Evaluators that support batch classifiers will call the batch_train() and batch_predict_proba() methods instead of train() and predict_proba():

>>> from capymoa.base import BatchClassifier
>>> from capymoa.datasets import ElectricityTiny
>>> from capymoa.evaluation import prequential_evaluation
>>>
>>> batch_size = 500
>>> class MyBatchClassifier(BatchClassifier):
...     def batch_train(self, x, y):
...         print(f"batch_train x: {x.shape} {x.dtype}")
...         print(f"batch_train y: {y.shape} {y.dtype}")
...
...     def batch_predict_proba(self, x):
...         print(f"batch_predict_proba x: {x.shape} {x.dtype}")
...         return torch.zeros((x.shape[0], self.schema.get_num_classes()))
...
>>> stream = ElectricityTiny()
>>> learner = MyBatchClassifier(stream.schema)
>>> _ = prequential_evaluation(
...     stream,
...     learner,
...     batch_size=batch_size,
...     max_instances=721
... )
batch_predict_proba x: torch.Size([500, 6]) torch.float32
batch_train x: torch.Size([500, 6]) torch.float32
batch_train y: torch.Size([500]) torch.int64
batch_predict_proba x: torch.Size([221, 6]) torch.float32
batch_train x: torch.Size([221, 6]) torch.float32
batch_train y: torch.Size([221]) torch.int64

You can manually use itertools.batched (python 3.12) function and np.stack to collect batches of instances as a matrix:

>>> from itertools import islice
>>> from capymoa._utils import batched # Not available in python < 3.12
>>> stream.restart() # streams are stateful, so restart it
>>> for i, batch in enumerate(batched(stream, 100)):
...     x = np.stack([instance.x for instance in batch])
...     y = np.stack([instance.y_index for instance in batch])
...     x = torch.from_numpy(x).to(learner.device, learner.x_dtype)
...     y = torch.from_numpy(y).to(learner.device, learner.y_dtype)
...     learner.batch_train(x, y)
...     break
batch_train x: torch.Size([100, 6]) torch.float32
batch_train y: torch.Size([100]) torch.int64

The default implementation of train() and predict() calls the batch variants with a batch of size 1. This is useful for parts of CapyMOA that expect a classifier to be able to train and predict on single instances.

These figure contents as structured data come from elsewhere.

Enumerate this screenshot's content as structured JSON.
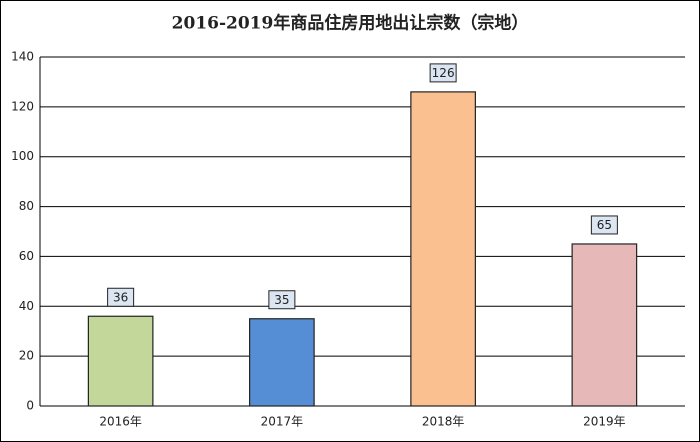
{
  "chart_data": {
    "type": "bar",
    "title": "2016-2019年商品住房用地出让宗数（宗地）",
    "categories": [
      "2016年",
      "2017年",
      "2018年",
      "2019年"
    ],
    "values": [
      36,
      35,
      126,
      65
    ],
    "colors": [
      "#c4d79b",
      "#558ed5",
      "#fac090",
      "#e6b9b8"
    ],
    "ylim": [
      0,
      140
    ],
    "yticks": [
      0,
      20,
      40,
      60,
      80,
      100,
      120,
      140
    ],
    "grid": true
  }
}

>>> instance = next(stream)
>>> learner.train(instance)
batch_train x: torch.Size([1, 6]) torch.float32
batch_train y: torch.Size([1]) torch.int64
>>> learner.predict(instance)
batch_predict_proba x: torch.Size([1, 6]) torch.float32
np.int64(0)
>>> learner.predict_proba(instance)
batch_predict_proba x: torch.Size([1, 6]) torch.float32
array([0., 0.], dtype=float32)
__init__(schema: Schema, random_seed: int = 1)[source]#
batch_predict(x: Tensor) Tensor[source]#

Predict the labels for a batch of instances.

Parameters:

x – Batch of x_dtype valued feature vectors (batch_size, num_features)

Returns:

Predicted batch of y_dtype valued labels (batch_size,).

abstract batch_predict_proba(x: Tensor) Tensor[source]#

Predict the probabilities of the classes for a batch of instances.

Parameters:

x – Batch of x_dtype valued feature vectors (batch_size, num_features)

Returns:

Batch of x_dtype valued predicted probabilities (batch_size, num_classes).

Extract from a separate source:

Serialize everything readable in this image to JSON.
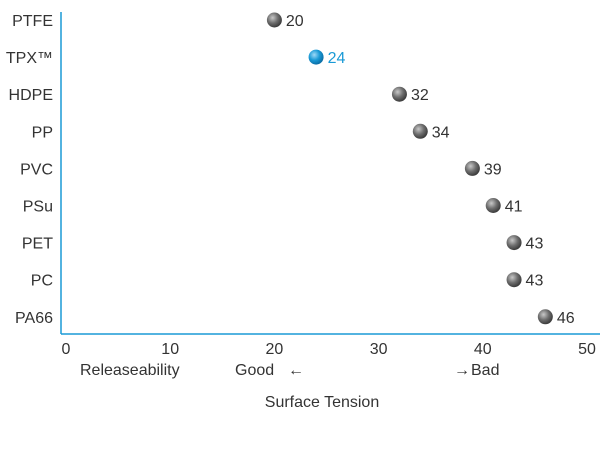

abstract batch_train(x: Tensor, y: Tensor) None[source]#

Train with a batch of instances.

Parameters:
  • x – Batch of x_dtype valued feature vectors (batch_size, num_features)

  • y – Batch of y_dtype valued labels (batch_size,).

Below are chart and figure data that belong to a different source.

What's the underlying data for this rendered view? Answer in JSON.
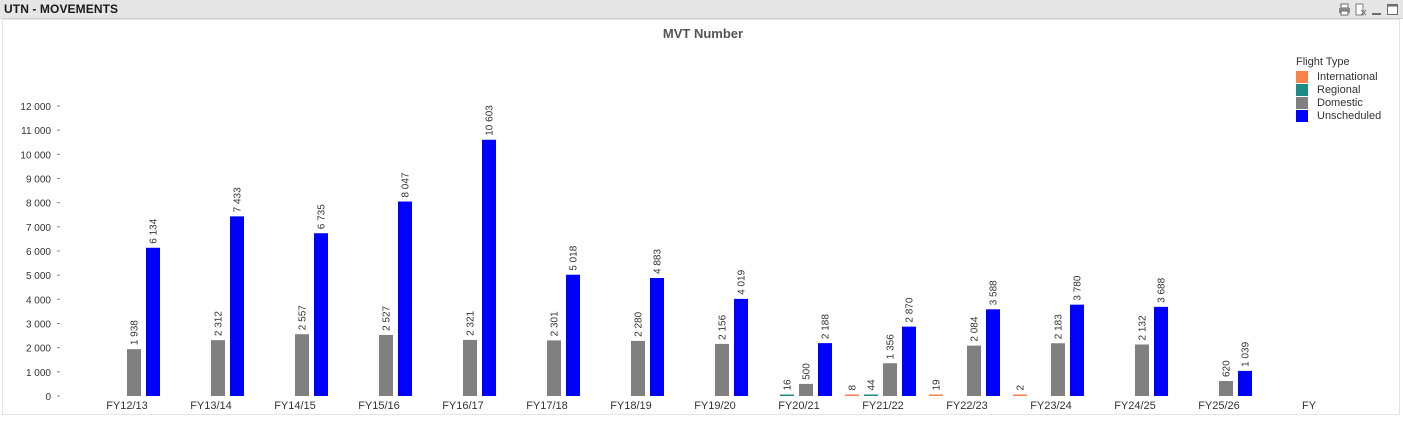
{
  "window": {
    "title": "UTN - MOVEMENTS",
    "icons": [
      "print-icon",
      "clear-selection-icon",
      "minimize-icon",
      "maximize-icon"
    ]
  },
  "chart_data": {
    "type": "bar",
    "title": "MVT Number",
    "xlabel": "FY",
    "ylabel": "",
    "legend_title": "Flight Type",
    "legend_position": "top-right",
    "ylim": [
      0,
      12000
    ],
    "yticks": [
      "0",
      "1 000",
      "2 000",
      "3 000",
      "4 000",
      "5 000",
      "6 000",
      "7 000",
      "8 000",
      "9 000",
      "10 000",
      "11 000",
      "12 000"
    ],
    "grid": false,
    "categories": [
      "FY12/13",
      "FY13/14",
      "FY14/15",
      "FY15/16",
      "FY16/17",
      "FY17/18",
      "FY18/19",
      "FY19/20",
      "FY20/21",
      "FY21/22",
      "FY22/23",
      "FY23/24",
      "FY24/25",
      "FY25/26"
    ],
    "series": [
      {
        "name": "International",
        "color": "#f5834a",
        "values": [
          null,
          null,
          null,
          null,
          null,
          null,
          null,
          null,
          null,
          8,
          19,
          2,
          null,
          null
        ],
        "labels": [
          "",
          "",
          "",
          "",
          "",
          "",
          "",
          "",
          "",
          "8",
          "19",
          "2",
          "",
          ""
        ]
      },
      {
        "name": "Regional",
        "color": "#1d8a84",
        "values": [
          null,
          null,
          null,
          null,
          null,
          null,
          null,
          null,
          16,
          44,
          null,
          null,
          null,
          null
        ],
        "labels": [
          "",
          "",
          "",
          "",
          "",
          "",
          "",
          "",
          "16",
          "44",
          "",
          "",
          "",
          ""
        ]
      },
      {
        "name": "Domestic",
        "color": "#808080",
        "values": [
          1938,
          2312,
          2557,
          2527,
          2321,
          2301,
          2280,
          2156,
          500,
          1356,
          2084,
          2183,
          2132,
          620
        ],
        "labels": [
          "1 938",
          "2 312",
          "2 557",
          "2 527",
          "2 321",
          "2 301",
          "2 280",
          "2 156",
          "500",
          "1 356",
          "2 084",
          "2 183",
          "2 132",
          "620"
        ]
      },
      {
        "name": "Unscheduled",
        "color": "#0000ff",
        "values": [
          6134,
          7433,
          6735,
          8047,
          10603,
          5018,
          4883,
          4019,
          2188,
          2870,
          3588,
          3780,
          3688,
          1039
        ],
        "labels": [
          "6 134",
          "7 433",
          "6 735",
          "8 047",
          "10 603",
          "5 018",
          "4 883",
          "4 019",
          "2 188",
          "2 870",
          "3 588",
          "3 780",
          "3 688",
          "1 039"
        ]
      }
    ]
  }
}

predict(instance: Instance) int | None[source]#

Predict the label of an instance.

The base implementation calls predict_proba() and returns the label with the highest probability.

Parameters:

instance – The instance to predict the label for.

Returns:

The predicted label or None if the classifier is unable to make a prediction.

predict_proba(
instance: Instance,
) ndarray[Any, dtype[float64]] | None[source]#

Calls batch_predict_proba() with a batch of size 1.

train(instance: LabeledInstance) None[source]#

Calls batch_train() with a batch of size 1.

device: device = device(type='cpu')#

Device on which the batch will be processed.

random_seed: int#

The random seed for reproducibility.

When implementing a classifier ensure random number generators are seeded.

schema: Schema#

The schema representing the instances.

x_dtype: dtype = torch.float32[source]#

Data type for the input features.

y_dtype: dtype = torch.int64[source]#

Data type for the target value/labels.